In Novel on November 11, 2004 at 2:34 am

winterrose.jpgWinter Rose
by Patricia McKillip

After finishing Johnathan Strange I wanted to read more about faeries. I picked up this book based on the reviews saying that: 1) it is a retelling of the Scottish Tam Lin legend, and 2) the author is acclaimed to be a modern day Hans Christian Andersen. However it didn’t live up to my expectation. The weakest part, which is the major problem I have with the book, is the portrayal of the central Tam Lin character. In McKillip’s story, two sisters are enchanted (both figuratively and literally) by a man with mysterious past. But this man came across as totally boring, hence I cannot comprehend nor get into their strange fascination with this…bland nobody.
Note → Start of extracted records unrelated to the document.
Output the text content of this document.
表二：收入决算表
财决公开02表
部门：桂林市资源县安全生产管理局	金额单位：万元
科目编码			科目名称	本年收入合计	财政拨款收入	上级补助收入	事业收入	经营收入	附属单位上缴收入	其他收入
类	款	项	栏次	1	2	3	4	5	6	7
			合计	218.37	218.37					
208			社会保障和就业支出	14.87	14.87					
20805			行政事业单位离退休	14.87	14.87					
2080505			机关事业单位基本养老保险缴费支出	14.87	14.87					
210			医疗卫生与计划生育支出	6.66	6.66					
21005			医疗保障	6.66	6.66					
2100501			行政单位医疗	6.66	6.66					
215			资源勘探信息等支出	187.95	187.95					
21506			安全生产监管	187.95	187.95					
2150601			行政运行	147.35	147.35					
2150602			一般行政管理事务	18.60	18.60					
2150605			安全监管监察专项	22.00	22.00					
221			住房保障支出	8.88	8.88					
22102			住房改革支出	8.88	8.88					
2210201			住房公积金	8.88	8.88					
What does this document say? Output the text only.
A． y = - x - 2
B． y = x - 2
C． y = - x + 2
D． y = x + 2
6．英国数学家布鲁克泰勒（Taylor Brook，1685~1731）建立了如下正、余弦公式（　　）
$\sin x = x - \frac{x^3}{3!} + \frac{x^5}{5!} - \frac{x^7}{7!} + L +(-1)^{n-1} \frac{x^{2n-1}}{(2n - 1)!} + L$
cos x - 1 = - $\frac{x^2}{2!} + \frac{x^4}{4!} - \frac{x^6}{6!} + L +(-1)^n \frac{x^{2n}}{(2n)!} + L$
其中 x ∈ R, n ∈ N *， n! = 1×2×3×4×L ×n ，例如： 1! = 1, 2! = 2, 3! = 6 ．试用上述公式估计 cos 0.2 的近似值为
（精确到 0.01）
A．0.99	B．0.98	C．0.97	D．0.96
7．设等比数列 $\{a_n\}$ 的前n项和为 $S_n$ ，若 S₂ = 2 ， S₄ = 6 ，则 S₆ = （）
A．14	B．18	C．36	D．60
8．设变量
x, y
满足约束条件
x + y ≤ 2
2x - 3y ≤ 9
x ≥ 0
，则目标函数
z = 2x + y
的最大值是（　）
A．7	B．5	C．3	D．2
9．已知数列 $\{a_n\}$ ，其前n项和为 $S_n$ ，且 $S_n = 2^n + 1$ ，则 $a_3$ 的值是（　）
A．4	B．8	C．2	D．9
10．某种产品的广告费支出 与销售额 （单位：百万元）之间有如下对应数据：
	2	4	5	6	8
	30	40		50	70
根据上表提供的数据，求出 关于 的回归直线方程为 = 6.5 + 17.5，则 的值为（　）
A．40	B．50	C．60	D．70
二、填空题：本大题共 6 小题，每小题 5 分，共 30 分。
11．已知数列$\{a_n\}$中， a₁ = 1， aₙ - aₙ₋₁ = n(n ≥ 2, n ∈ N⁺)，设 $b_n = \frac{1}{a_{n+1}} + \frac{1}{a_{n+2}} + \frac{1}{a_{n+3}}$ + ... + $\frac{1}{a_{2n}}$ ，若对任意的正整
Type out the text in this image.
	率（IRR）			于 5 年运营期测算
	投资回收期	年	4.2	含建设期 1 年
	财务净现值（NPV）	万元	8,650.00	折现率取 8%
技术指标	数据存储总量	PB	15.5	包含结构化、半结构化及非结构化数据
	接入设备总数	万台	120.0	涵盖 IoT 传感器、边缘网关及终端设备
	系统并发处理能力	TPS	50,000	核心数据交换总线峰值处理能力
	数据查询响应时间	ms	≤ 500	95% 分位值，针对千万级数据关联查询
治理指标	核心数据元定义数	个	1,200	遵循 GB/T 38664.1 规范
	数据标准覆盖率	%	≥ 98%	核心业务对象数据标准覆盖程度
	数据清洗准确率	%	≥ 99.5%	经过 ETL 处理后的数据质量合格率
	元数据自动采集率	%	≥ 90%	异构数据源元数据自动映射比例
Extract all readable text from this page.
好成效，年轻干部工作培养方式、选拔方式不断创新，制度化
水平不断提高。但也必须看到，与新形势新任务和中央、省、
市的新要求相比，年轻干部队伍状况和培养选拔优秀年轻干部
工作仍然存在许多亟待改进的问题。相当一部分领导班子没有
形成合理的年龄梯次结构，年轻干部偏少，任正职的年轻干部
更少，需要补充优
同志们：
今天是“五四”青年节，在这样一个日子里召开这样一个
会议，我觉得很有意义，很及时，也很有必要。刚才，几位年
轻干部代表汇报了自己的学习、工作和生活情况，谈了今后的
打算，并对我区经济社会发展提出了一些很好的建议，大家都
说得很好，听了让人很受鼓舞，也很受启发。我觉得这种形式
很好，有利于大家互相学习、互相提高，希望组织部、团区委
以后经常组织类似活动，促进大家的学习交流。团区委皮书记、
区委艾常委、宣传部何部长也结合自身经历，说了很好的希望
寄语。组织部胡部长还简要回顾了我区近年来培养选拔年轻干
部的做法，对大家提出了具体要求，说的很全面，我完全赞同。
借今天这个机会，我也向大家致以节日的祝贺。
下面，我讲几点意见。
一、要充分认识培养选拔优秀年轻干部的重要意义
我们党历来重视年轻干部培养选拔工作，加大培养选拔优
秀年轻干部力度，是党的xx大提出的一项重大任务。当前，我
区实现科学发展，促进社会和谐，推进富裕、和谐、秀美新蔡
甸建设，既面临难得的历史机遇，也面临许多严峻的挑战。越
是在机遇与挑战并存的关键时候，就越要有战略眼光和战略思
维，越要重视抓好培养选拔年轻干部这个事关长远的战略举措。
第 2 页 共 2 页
McKillip’s prose is flowery, they’re borderline pretentious for my taste but they did illustrate a certain sensuality and aesthetic atmosphere. A lot of dreamy descriptions worked on a metaphoric level. I like how she depicted the rose thorns and the brutal winter storm (reminds me of Andersen‘s Snow Queen). The ‘mystery’ in the story is also quite engaging. Though another weak point for me is the villainous character of Snow Queen/Faerie Queen, who didn’t feel much of a ‘character’ as her presence was too other-worldly and metaphorically, hence less frightening and interesting (compare to another much more entertaining modern Tam Lin retelling I read before: Diana Wynne Jones‘s Fire and Hemlock).